Thinking skills and memory

Recent research led by Harvard Medical School suggests that participating in sports and being physically active changes the way our brains work by not only improving thinking skills, but by protecting memory as well. As soon as your heart rate is up and you begin to sweat, there is a notable size increase of the hippocampus, which is associated with learning abilities and verbal memory. While you can choose many different types of physical activity for these benefits, the important thing is to remain consistent.

Eliminating brain fog

Partaking in sports and aerobic exercise also improves mental clarity in a different way. We all know that dreaded feeling of ‘brain fog’, often associated with general confusion, a lack of motivation and even inspiration. Breaking a sweat significantly affects our cognitive functions by increasing blood flow to the brain, resulting in higher levels of both energy and oxygen. It also releases hormones such as adrenaline and dopamine that not only make you feel good and energized, but also enable you to concentrate and think clearly. What does this mean for your mental state? Better performance and a clear head. In other words, say goodbye to brain fog.

Indirect benefits

While physical activity directly impacts our mental health, it also affects us indirectly, but again in positive ways. When we exercise, we are naturally reducing both stress and anxiety, which can negatively impact our moods and mental state.

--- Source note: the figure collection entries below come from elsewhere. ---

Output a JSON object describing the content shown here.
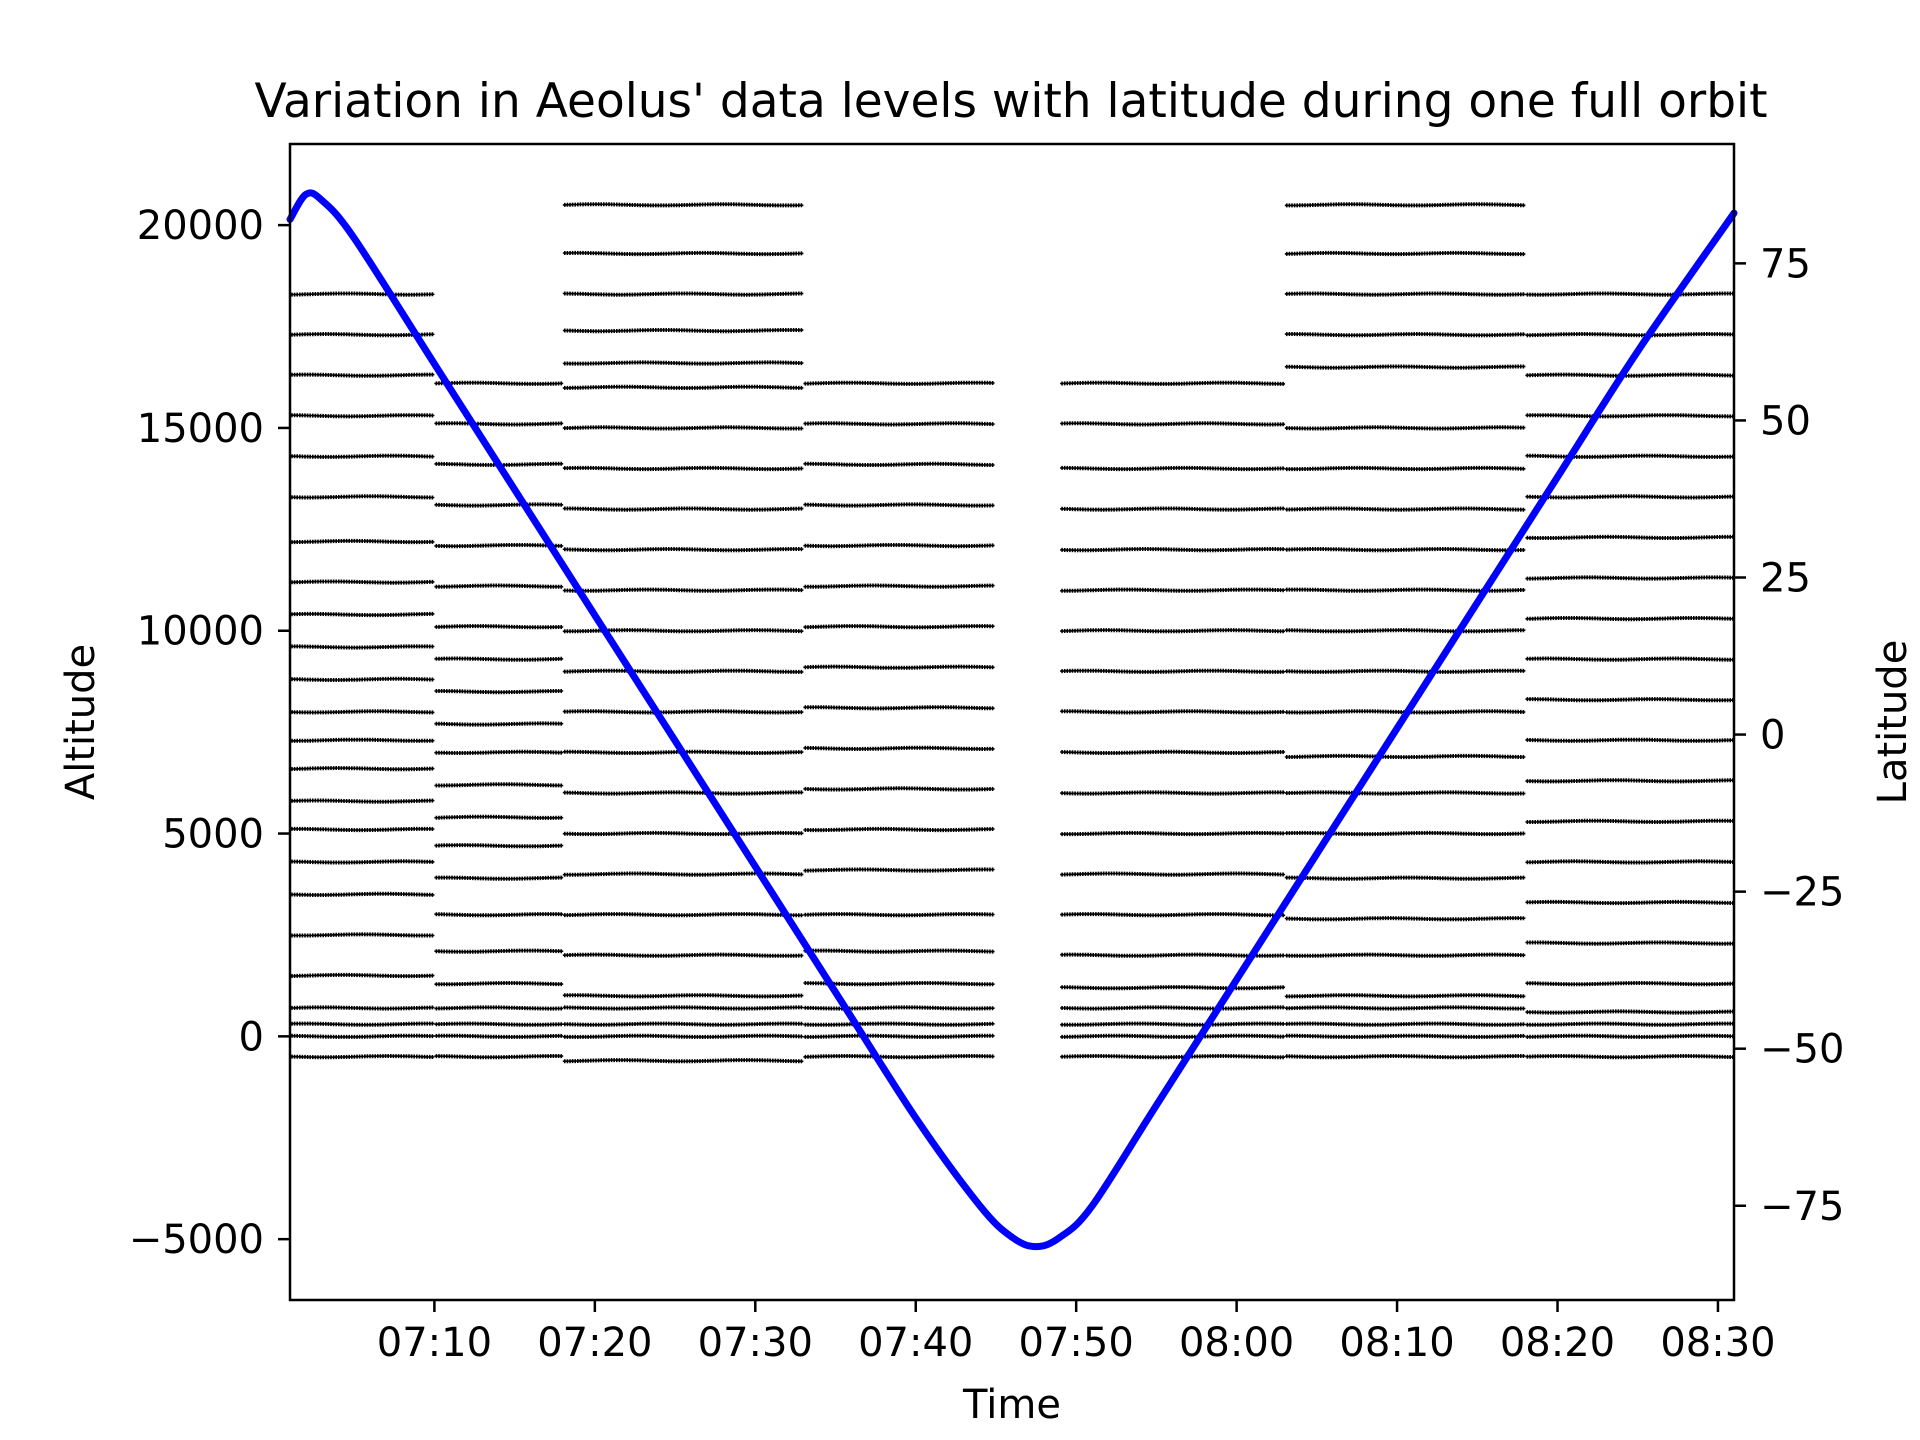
{
  "chart_data": {
    "type": "scatter",
    "title": "Variation in Aeolus' data levels with latitude during one full orbit",
    "xlabel": "Time",
    "ylabel": "Altitude",
    "y2label": "Latitude",
    "xlim": [
      "07:01",
      "08:31"
    ],
    "ylim": [
      -6500,
      22000
    ],
    "y2lim": [
      -90,
      94
    ],
    "x_ticks": [
      "07:10",
      "07:20",
      "07:30",
      "07:40",
      "07:50",
      "08:00",
      "08:10",
      "08:20",
      "08:30"
    ],
    "y_ticks": [
      -5000,
      0,
      5000,
      10000,
      15000,
      20000
    ],
    "y_tick_labels": [
      "−5000",
      "0",
      "5000",
      "10000",
      "15000",
      "20000"
    ],
    "y2_ticks": [
      -75,
      -50,
      -25,
      0,
      25,
      50,
      75
    ],
    "y2_tick_labels": [
      "−75",
      "−50",
      "−25",
      "0",
      "25",
      "50",
      "75"
    ],
    "grid": false,
    "series": [
      {
        "type": "scatter",
        "color": "#000000",
        "marker": "+",
        "segments": [
          {
            "x_start": "07:01",
            "x_end": "07:10",
            "altitudes": [
              18300,
              17300,
              16300,
              15300,
              14300,
              13300,
              12200,
              11200,
              10400,
              9600,
              8800,
              8000,
              7300,
              6600,
              5800,
              5100,
              4300,
              3500,
              2500,
              1500,
              700,
              300,
              0,
              -500
            ]
          },
          {
            "x_start": "07:10",
            "x_end": "07:18",
            "altitudes": [
              16100,
              15100,
              14100,
              13100,
              12100,
              11100,
              10100,
              9300,
              8500,
              7700,
              7000,
              6200,
              5400,
              4700,
              3900,
              3000,
              2100,
              1300,
              700,
              300,
              0,
              -500
            ]
          },
          {
            "x_start": "07:18",
            "x_end": "07:33",
            "altitudes": [
              20500,
              19300,
              18300,
              17400,
              16600,
              16000,
              15000,
              14000,
              13000,
              12000,
              11000,
              10000,
              9000,
              8000,
              7000,
              6000,
              5000,
              4000,
              3000,
              2000,
              1000,
              700,
              300,
              0,
              -600
            ]
          },
          {
            "x_start": "07:33",
            "x_end": "07:45",
            "altitudes": [
              16100,
              15100,
              14100,
              13100,
              12100,
              11100,
              10100,
              9100,
              8100,
              7100,
              6100,
              5100,
              4100,
              3000,
              2100,
              1300,
              700,
              300,
              0,
              -500
            ]
          },
          {
            "x_start": "07:49",
            "x_end": "08:03",
            "altitudes": [
              16100,
              15100,
              14000,
              13000,
              12000,
              11000,
              10000,
              9000,
              8000,
              7000,
              6000,
              5000,
              4000,
              3000,
              2000,
              1200,
              700,
              300,
              0,
              -500
            ]
          },
          {
            "x_start": "08:03",
            "x_end": "08:18",
            "altitudes": [
              20500,
              19300,
              18300,
              17300,
              16500,
              15000,
              14000,
              13000,
              12000,
              11000,
              10000,
              9000,
              8000,
              6900,
              6000,
              5000,
              3900,
              2900,
              2000,
              1000,
              700,
              300,
              0,
              -500
            ]
          },
          {
            "x_start": "08:18",
            "x_end": "08:31",
            "altitudes": [
              18300,
              17300,
              16300,
              15300,
              14300,
              13300,
              12300,
              11300,
              10300,
              9300,
              8300,
              7300,
              6300,
              5300,
              4300,
              3300,
              2300,
              1300,
              600,
              300,
              0,
              -500
            ]
          }
        ]
      },
      {
        "type": "line",
        "color": "#0000ff",
        "axis": "right",
        "x": [
          "07:01",
          "07:02",
          "07:03",
          "07:05",
          "07:10",
          "07:15",
          "07:20",
          "07:25",
          "07:30",
          "07:35",
          "07:40",
          "07:44",
          "07:46",
          "07:47.5",
          "07:49",
          "07:51",
          "07:55",
          "08:00",
          "08:05",
          "08:10",
          "08:15",
          "08:20",
          "08:25",
          "08:31"
        ],
        "y": [
          82,
          86,
          85,
          79,
          59,
          39,
          19,
          -1,
          -21,
          -41,
          -61,
          -75,
          -80,
          -81.5,
          -80,
          -75,
          -59,
          -39,
          -19,
          1,
          21,
          41,
          61,
          83
        ]
      }
    ]
  }
}
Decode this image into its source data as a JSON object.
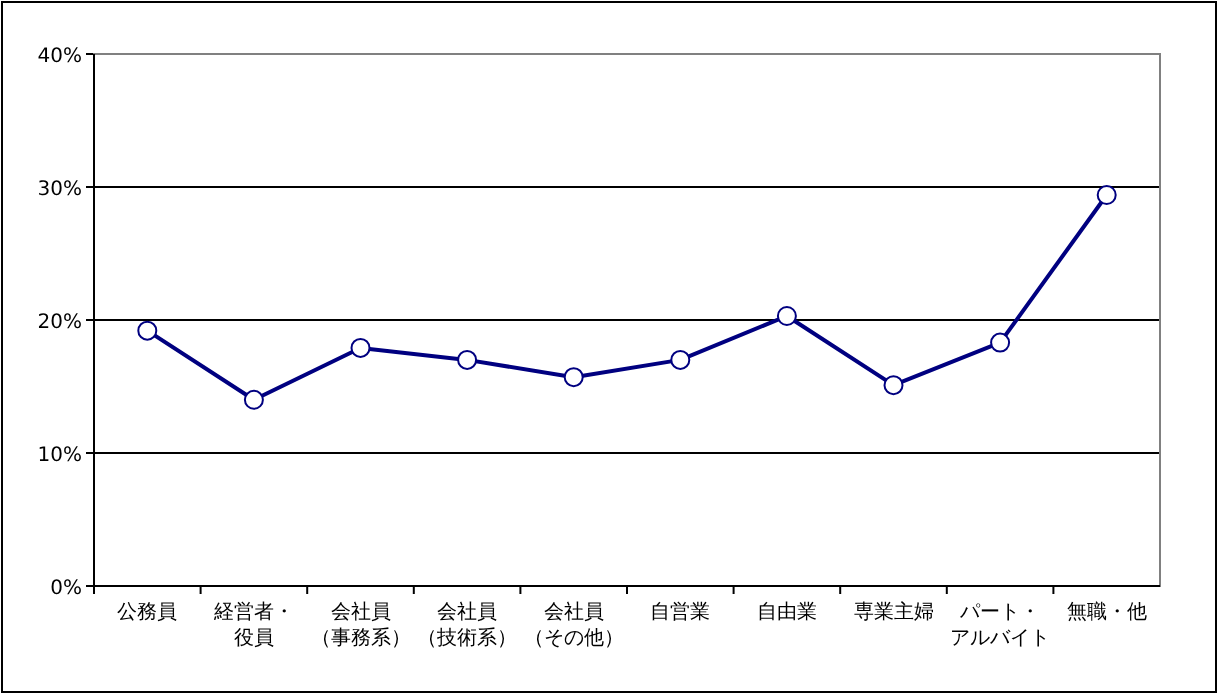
{
  "chart_data": {
    "type": "line",
    "categories": [
      "公務員",
      "経営者・役員",
      "会社員（事務系）",
      "会社員（技術系）",
      "会社員（その他）",
      "自営業",
      "自由業",
      "専業主婦",
      "パート・アルバイト",
      "無職・他"
    ],
    "series": [
      {
        "color": "#000080",
        "values": [
          19.2,
          14.0,
          17.9,
          17.0,
          15.7,
          17.0,
          20.3,
          15.1,
          18.3,
          29.4
        ]
      }
    ],
    "ylim": [
      0,
      40
    ],
    "yticks": [
      {
        "value": 0,
        "label": "0%"
      },
      {
        "value": 10,
        "label": "10%"
      },
      {
        "value": 20,
        "label": "20%"
      },
      {
        "value": 30,
        "label": "30%"
      },
      {
        "value": 40,
        "label": "40%"
      }
    ],
    "grid": "y",
    "marker": "circle",
    "line_style": "solid"
  }
}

Playing sports is a particularly good option as your mind will be focused on working with your team or towards a goal, rather than stressing out about things you cannot control. Consistent physical activity also results in a deeper sleep, and feeling rested is crucial to mental clarity and mood.

While playing sports and exercising has long been associated with benefits for the body, it also greatly impacts our minds. By strengthening cognitive function, providing clarity, improving mood and promoting sound sleep, joining your local sports team or incorporating exercise into your daily routine is a move both your body and mind will thank you for in the long run.